İsrail’e ve batıya uşaklık eden ama Müslüman kardeşinin en ufak bir farklı düşüncesini veya eleştirisini hiddet ve şiddetle karşılayıp ötekileştiren, bölen, bölünen zihniyetten de rahatsız değiller.
Onlar; İslam coğrafyasında, küresel projelerini gerçekleştirmek için kurdukları ve kullandıkları; tekbir getirerek her türlü İslam ve insanlık dışı cürmü işleyen şebekelerden de rahatsız değiller.
Onlar; işgal ve talan sırası kendisine gelen bir İslam toplumu için harekete geçecekleri zaman, emirlerine amade olan İslam ülkelerinden de rahatsız değillerdir.
Onlar; "normalleşme" adını verdikleri zilleti kabul ederek; küresel hegemonyanın evimizdeki/coğrafyamızdaki temsilcisi İsrail’ e hizmetkar olma/metres olma zilletini kabul eden ülkelerden de rahatsız değillerdir.
Oysa peygamberi gerçek anlamda tanımayı reddederek, ona, saçma sapan rivayetlerle yaptığımız yakıştırmalarla hakaret eden biziz.
Küresel hegemonik projelerde sömürgecilerden yana saf tutarak peygambere hakaret eden biziz.
İslam toplumları olarak Peygamberin, Allah’ tan getirdiği ilkelere sahip çıkmayarak, sosyal adaleti uygulamaktan kaçınarak ona hakaret eden biziz.
İslam toplumları olarak halimiz budur. Peygamberin adını bile ağzımıza alacak yüzümüz mü kalmış ki?
Peygambere küfredenlerin bir kaygısı var: İslam’ ın önlenemez yükselişi.
Bu kaygı da kendi toplumları, kendi coğrafyaları ile ilgilidir.
Sömürgelerinden elde ettikleriyle kendi toplumlarında sağladıkları yaşam standartlarının devam etmesi için alınan tedbirlerin ana ayağını nefret söylemine dönüşen ve artık İslamofobi diye adlandırılmaması gereken politikalara sarılmaktadırlar.
İslam coğrafyası başta olmak üzere sürdürdükleri savaşlar, ablukalar/yaptırımlar, işledikleri cinayetler, yaptıkları terörist saldırılar, darbe teşebbüsleri ve toplumlarda çıkardıkları huzursuzluklar/iç karışıklıklar, ekonomik vd saldırılar, şantajlar ve talanların devamını garantiye almak istiyorlar.
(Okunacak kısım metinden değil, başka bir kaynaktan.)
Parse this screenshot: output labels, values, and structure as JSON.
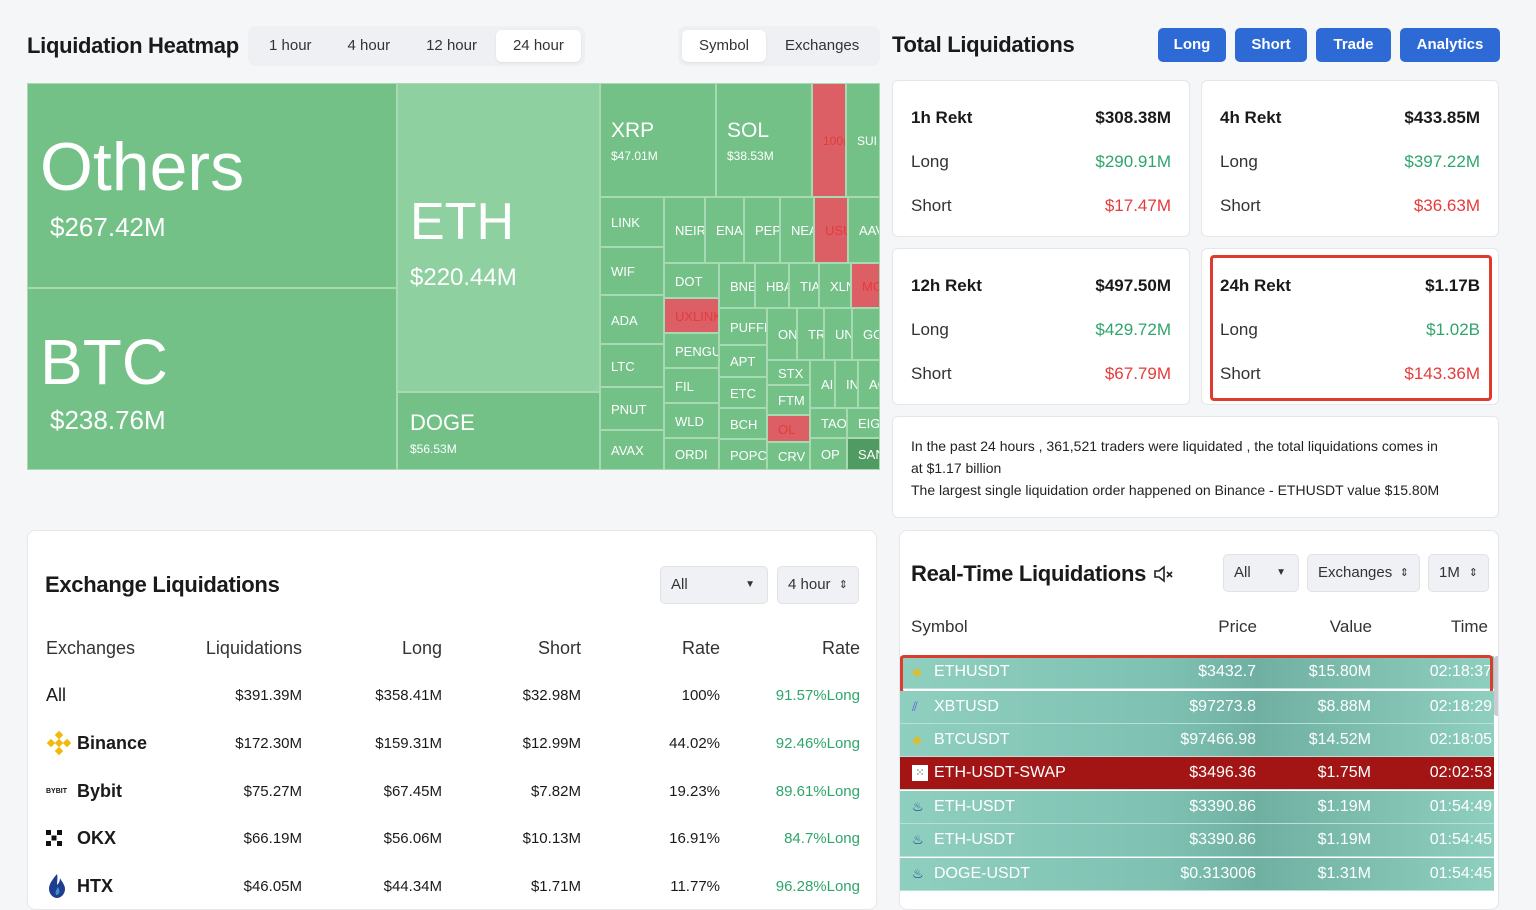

Küresel intifada bilincini, İslam toplumlarının uyanışını bastırmak, engellemek istiyorlar.
Sömürmeye devam ettikleri ve ellerinden gitmesinden endişe ettikleri bölgeleri ellerinden kaçırma, paylaşımı yapılmış küresel hegemonik sistemin işleyişinin aksamasına yönelik kaygıların hepsi bu kapsamdadır.
Dünya artık eski dünya değildir. İki bloklu sistemin çökmesi ile iki kutupluluğun sonlanacağına dair tahminler tutmadı.
Nasıl adlandırılacağı tartışılabilir ama dünya artık iki bloklu;
Küresel emperyalist sistemi temsil eden blok ve İslam toplumlarının başını çektiği, küresel ifsad ve her türlü haksızlığa karşı, mevcut küresel sisteme alternatif direniş bloğu.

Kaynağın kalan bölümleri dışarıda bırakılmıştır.